Center for Global Islamic Studies

Domesticating the Obscene: Translating Sex and Medicine in the Late Ottoman Empire

Seçil Yılmaz 
Assistant Professor of History at the University of Pennsylvania 
Despite the fact that it had existed in Ottoman society since the sixteenth century, syphilis became a major public health concern in the second half of the nineteenth century as a result of increased mobility, particularly among soldiers, Muslim immigrants, and seasonal workers traveling throughout the Ottoman countryside.
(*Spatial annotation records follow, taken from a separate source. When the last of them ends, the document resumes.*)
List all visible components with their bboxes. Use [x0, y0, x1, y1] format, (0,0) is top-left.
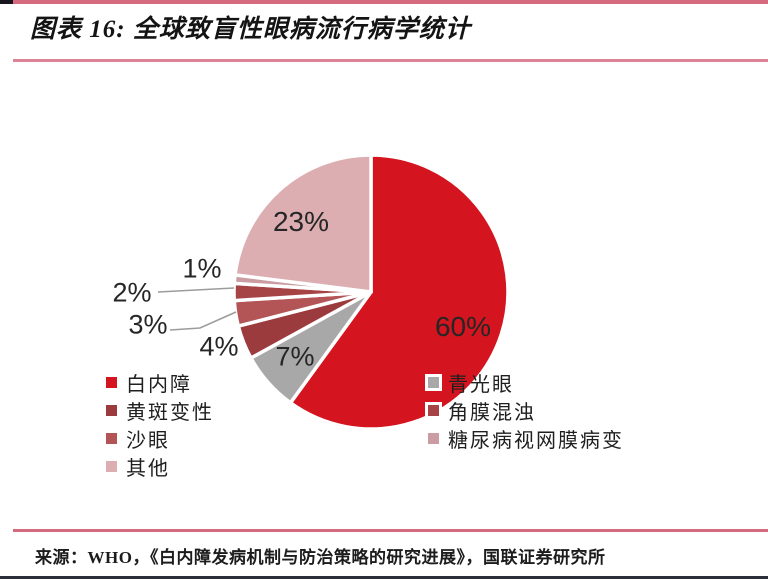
- leader-line-2pct: [157, 287, 235, 293]
- legend-swatch-other: [106, 460, 117, 472]
- slice-label-trachoma: 3%: [128, 309, 168, 340]
- legend-swatch-diabetic-retinopathy: [428, 432, 439, 444]
- legend-item-cataract: 白内障: [106, 368, 214, 396]
- legend-label-corneal-opacity: 角膜混浊: [448, 401, 536, 424]
- top-rule-black-segment: [0, 0, 13, 4]
- slice-label-other: 23%: [272, 206, 330, 237]
- legend-label-other: 其他: [126, 457, 170, 480]
- legend-item-glaucoma: 青光眼: [428, 368, 624, 396]
- slice-label-cataract: 60%: [434, 311, 492, 342]
- legend-swatch-corneal-opacity: [428, 404, 439, 416]
- legend-swatch-macular-degeneration: [106, 404, 117, 416]
- page-title: 图表 16: 全球致盲性眼病流行病学统计: [30, 16, 471, 43]
- leader-line-3pct: [169, 311, 237, 331]
- legend-right-column: 青光眼 角膜混浊 糖尿病视网膜病变: [428, 368, 624, 452]
- legend-swatch-trachoma: [106, 432, 117, 444]
- legend-label-trachoma: 沙眼: [126, 429, 170, 452]
- legend-label-cataract: 白内障: [126, 373, 192, 396]
- legend-item-corneal-opacity: 角膜混浊: [428, 396, 624, 424]
- slice-label-macular-degeneration: 4%: [199, 331, 239, 362]
- legend-item-other: 其他: [106, 452, 214, 480]
- legend-item-trachoma: 沙眼: [106, 424, 214, 452]
- legend-label-diabetic-retinopathy: 糖尿病视网膜病变: [448, 429, 624, 452]
- top-rule: [13, 0, 768, 4]
- legend-swatch-cataract: [106, 376, 117, 388]
- legend-item-macular-degeneration: 黄斑变性: [106, 396, 214, 424]
- bottom-rule: [0, 576, 768, 579]
- legend-item-diabetic-retinopathy: 糖尿病视网膜病变: [428, 424, 624, 452]
- pie-slice-6: [233, 153, 373, 294]
- source-divider: [13, 529, 768, 532]
- slice-label-diabetic-retinopathy: 1%: [182, 253, 222, 284]
- legend-label-macular-degeneration: 黄斑变性: [126, 401, 214, 424]
- legend-label-glaucoma: 青光眼: [448, 373, 514, 396]
- title-divider: [13, 59, 768, 62]
- pie-slices: [232, 153, 510, 431]
- legend-left-column: 白内障 黄斑变性 沙眼 其他: [106, 368, 214, 480]
- legend-swatch-glaucoma: [428, 376, 439, 388]
- pie-slice-0: [288, 153, 510, 431]
- slice-label-corneal-opacity: 2%: [112, 277, 152, 308]
- source-note: 来源：WHO，《白内障发病机制与防治策略的研究进展》，国联证券研究所: [35, 548, 606, 567]
- slice-label-glaucoma: 7%: [275, 341, 315, 372]
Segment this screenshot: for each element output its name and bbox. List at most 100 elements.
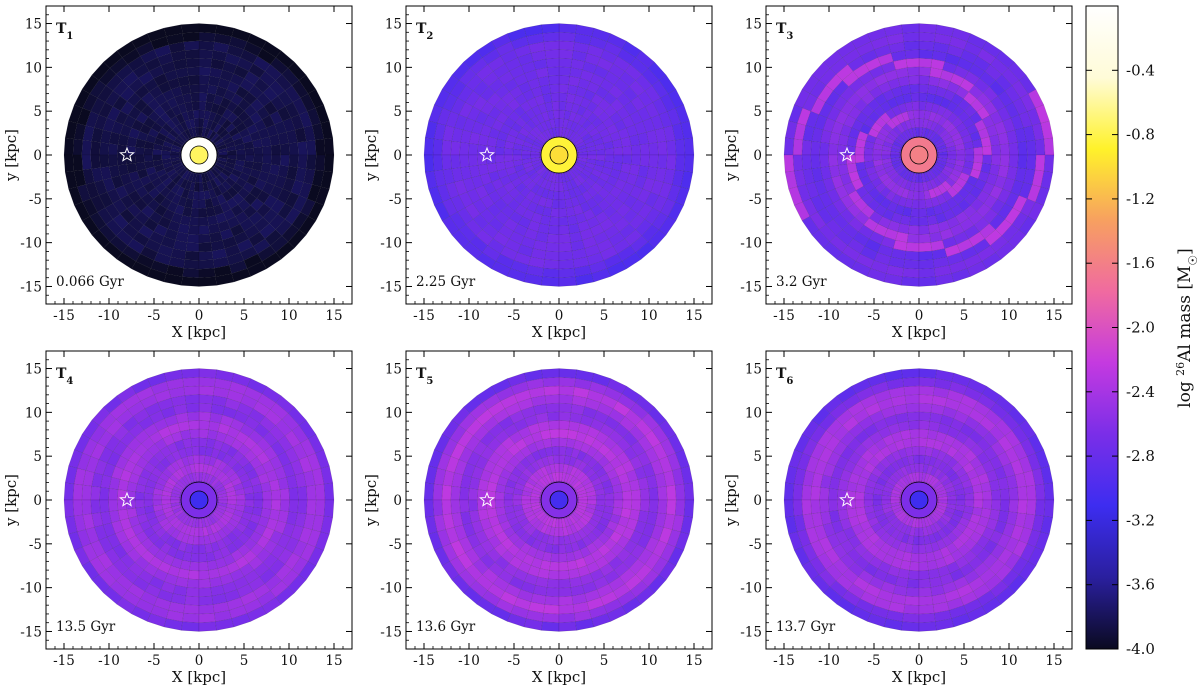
x-axis-label: X [kpc] xyxy=(892,323,946,341)
disk-cell xyxy=(901,276,920,287)
disk-cell xyxy=(543,385,560,396)
y-tick-label: 5 xyxy=(33,104,42,120)
x-tick-label: -15 xyxy=(773,308,795,324)
panel-label: T2 xyxy=(416,21,433,42)
disk-cell xyxy=(198,118,205,128)
disk-cell xyxy=(198,242,213,253)
disk-cell xyxy=(423,137,435,156)
disk-cell xyxy=(81,154,92,171)
disk-cell xyxy=(558,446,567,456)
disk-cell xyxy=(828,154,839,167)
disk-cell xyxy=(548,570,560,580)
y-tick-label: -5 xyxy=(749,192,762,208)
disk-cell xyxy=(271,489,282,501)
disk-cell xyxy=(558,428,569,439)
time-label: 2.25 Gyr xyxy=(416,274,476,290)
disk-cell xyxy=(828,143,839,156)
disk-cell xyxy=(262,145,273,156)
disk-cell xyxy=(494,146,505,156)
panel-label-sub: 6 xyxy=(786,376,793,387)
disk-cell xyxy=(198,233,212,244)
disk-cell xyxy=(683,137,695,156)
disk-cell xyxy=(558,233,572,244)
galactic-center xyxy=(189,490,209,510)
disk-cell xyxy=(468,143,479,156)
disk-cell xyxy=(982,154,993,165)
disk-cell xyxy=(955,154,966,162)
disk-cell xyxy=(828,488,839,501)
disk-cell xyxy=(828,499,839,512)
disk-cell xyxy=(955,499,966,507)
disk-cell xyxy=(544,250,560,261)
disk-cell xyxy=(631,499,642,511)
x-tick-label: -5 xyxy=(867,653,880,669)
y-tick-label: 0 xyxy=(393,148,402,164)
disk-cell xyxy=(622,145,633,156)
disk-cell xyxy=(648,499,659,513)
disk-cell xyxy=(262,499,273,510)
disk-cell xyxy=(918,49,934,60)
disk-cell xyxy=(72,138,84,156)
disk-cell xyxy=(550,552,560,563)
disk-cell xyxy=(558,57,573,68)
disk-cell xyxy=(188,570,200,580)
disk-cell xyxy=(1008,499,1019,513)
disk-cell xyxy=(558,570,570,580)
disk-cell xyxy=(908,420,920,430)
disk-cell xyxy=(854,491,865,501)
disk-cell xyxy=(198,31,216,43)
disk-cell xyxy=(161,149,171,156)
disk-cell xyxy=(546,578,560,589)
disk-cell xyxy=(648,154,659,168)
disk-cell xyxy=(558,604,575,615)
x-axis-label: X [kpc] xyxy=(892,668,946,686)
disk-cell xyxy=(182,376,200,388)
disk-cell xyxy=(964,154,975,163)
disk-cell xyxy=(90,485,101,501)
y-tick-label: -5 xyxy=(29,537,42,553)
galactic-center xyxy=(189,145,209,165)
disk-cell xyxy=(190,552,200,563)
disk-cell xyxy=(191,544,200,554)
disk-cell xyxy=(918,66,932,77)
disk-cell xyxy=(587,499,597,506)
y-tick-label: -15 xyxy=(380,624,402,640)
disk-cell xyxy=(459,142,470,156)
disk-cell xyxy=(152,148,163,156)
disk-cell xyxy=(683,499,695,518)
time-label: 13.5 Gyr xyxy=(56,619,116,635)
disk-cell xyxy=(432,483,444,501)
disk-cell xyxy=(182,267,200,279)
disk-cell xyxy=(198,604,215,615)
disk-cell xyxy=(198,385,215,396)
y-tick-label: 5 xyxy=(33,449,42,465)
disk-cell xyxy=(198,207,208,218)
panel-2: -15 -15 -10 -10 -5 -5 0 0 5 5 10 10 15 15 X [kpc] y [kp… xyxy=(362,5,713,341)
disk-cell xyxy=(910,437,920,448)
disk-cell xyxy=(854,154,865,164)
disk-cell xyxy=(683,154,695,173)
panel-6: -15 -15 -10 -10 -5 -5 0 0 5 5 10 10 15 15 X [kpc] y [kp… xyxy=(722,350,1073,686)
disk-cell xyxy=(854,499,865,509)
disk-cell xyxy=(908,570,920,580)
disk-cell xyxy=(553,527,560,537)
disk-cell xyxy=(901,621,920,632)
disk-cell xyxy=(558,216,569,227)
disk-cell xyxy=(189,561,200,572)
disk-cell xyxy=(72,483,84,501)
disk-cell xyxy=(181,23,200,34)
disk-cell xyxy=(190,92,200,103)
disk-cell xyxy=(613,154,624,164)
disk-cell xyxy=(432,154,444,172)
disk-cell xyxy=(323,137,335,156)
y-tick-label: -10 xyxy=(20,236,42,252)
disk-cell xyxy=(288,154,299,168)
disk-cell xyxy=(198,109,206,120)
colorbar-label-main: Al mass [M xyxy=(1175,266,1195,363)
disk-cell xyxy=(244,154,255,163)
colorbar-tick-label: -2.4 xyxy=(1126,383,1155,401)
disk-cell xyxy=(783,482,795,501)
disk-cell xyxy=(819,154,830,168)
disk-cell xyxy=(999,488,1010,501)
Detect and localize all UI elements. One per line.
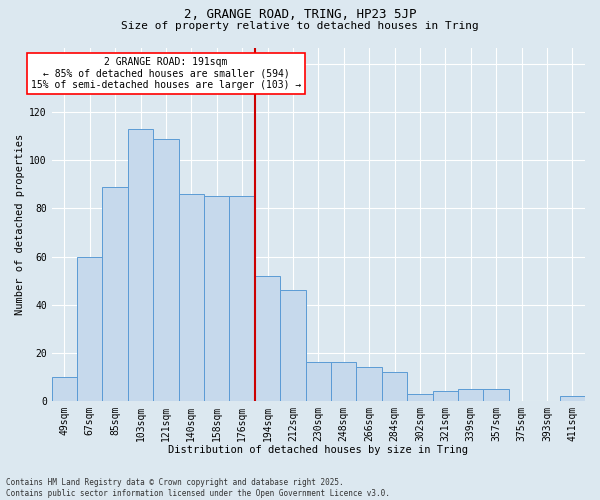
Bar [305, 362, 331, 401]
Bar [356, 367, 382, 400]
Bar [255, 276, 280, 400]
Text: 2 GRANGE ROAD: 191sqm
← 85% of detached houses are smaller (594)
15% of semi-det: 2 GRANGE ROAD: 191sqm ← 85% of detached … [31, 57, 301, 90]
Bar [382, 372, 407, 400]
Bar [458, 388, 484, 400]
Bar [179, 194, 204, 400]
Bar [560, 396, 585, 400]
Bar [204, 196, 229, 400]
Y-axis label: Number of detached properties: Number of detached properties [15, 134, 25, 314]
Bar [153, 139, 179, 400]
Bar [77, 256, 103, 400]
Bar [128, 129, 153, 400]
Bar [433, 391, 458, 400]
Bar [280, 290, 305, 401]
X-axis label: Distribution of detached houses by size in Tring: Distribution of detached houses by size … [169, 445, 469, 455]
Bar [407, 394, 433, 400]
Bar [331, 362, 356, 401]
Bar [484, 388, 509, 400]
Bar [103, 187, 128, 400]
Text: Size of property relative to detached houses in Tring: Size of property relative to detached ho… [121, 21, 479, 31]
Bar [229, 196, 255, 400]
Bar [52, 376, 77, 400]
Text: Contains HM Land Registry data © Crown copyright and database right 2025.
Contai: Contains HM Land Registry data © Crown c… [6, 478, 390, 498]
Text: 2, GRANGE ROAD, TRING, HP23 5JP: 2, GRANGE ROAD, TRING, HP23 5JP [184, 8, 416, 20]
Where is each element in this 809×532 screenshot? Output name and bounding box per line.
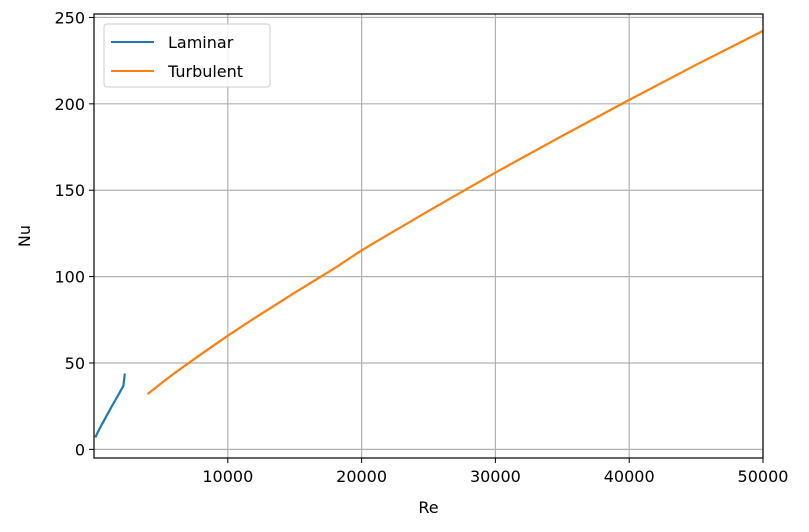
- series-line-turbulent: [146, 29, 764, 395]
- legend-entry-laminar: Laminar: [168, 33, 234, 52]
- series-line-laminar: [94, 373, 126, 438]
- y-tick-label: 250: [54, 8, 85, 27]
- legend: Laminar Turbulent: [103, 23, 271, 88]
- x-axis-label: Re: [418, 498, 438, 517]
- y-tick-label: 0: [75, 440, 85, 459]
- y-tick-label: 200: [54, 95, 85, 114]
- y-tick-label: 50: [65, 354, 85, 373]
- plot-frame: [93, 13, 764, 459]
- y-tick-label: 150: [54, 181, 85, 200]
- y-axis-label: Nu: [15, 225, 34, 247]
- x-tick-label: 30000: [470, 467, 521, 486]
- x-tick-label: 50000: [738, 467, 789, 486]
- series-lines: [94, 29, 764, 438]
- legend-entry-turbulent: Turbulent: [167, 62, 243, 81]
- y-axis-ticks: 0 50 100 150 200 250: [54, 8, 94, 459]
- x-tick-label: 40000: [604, 467, 655, 486]
- x-tick-label: 10000: [202, 467, 253, 486]
- x-axis-ticks: 10000 20000 30000 40000 50000: [202, 458, 788, 486]
- x-tick-label: 20000: [336, 467, 387, 486]
- y-tick-label: 100: [54, 268, 85, 287]
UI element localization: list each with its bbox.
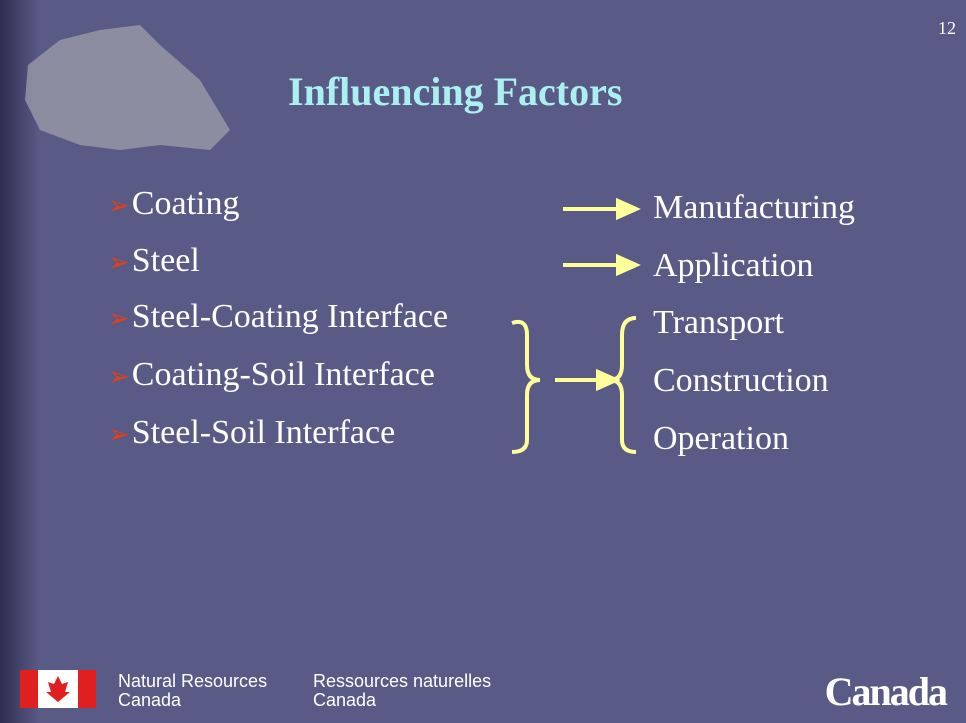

The disease provoked fear, shame, and secrecy as Ottoman physicians devised socio-medical regulations and prescriptions that reshaped gender roles and sexual norms in the society. This talk provides a glimpse of Ottoman physicians’ and psychiatrists’ formulations of marriage, love, and sexual desire as a medical phenomenon in the burgeoning medical advice genre addressed to the Ottoman general readership in the late nineteenth century. Along with syphilis and gonorrhea, Ottoman physicians aspired to bring love, desire, marriage, and family under the aegis of a developing medical expertise. As early examples of Ottoman sexology, new hygiene manuals for marriage and love, which were often translations from French best-sellers, reveal the ways in which talking, writing, and even drawing about sex was subsumed by a medical and scientific epistemology and language, insulating the subject of sex from associations with the obscene.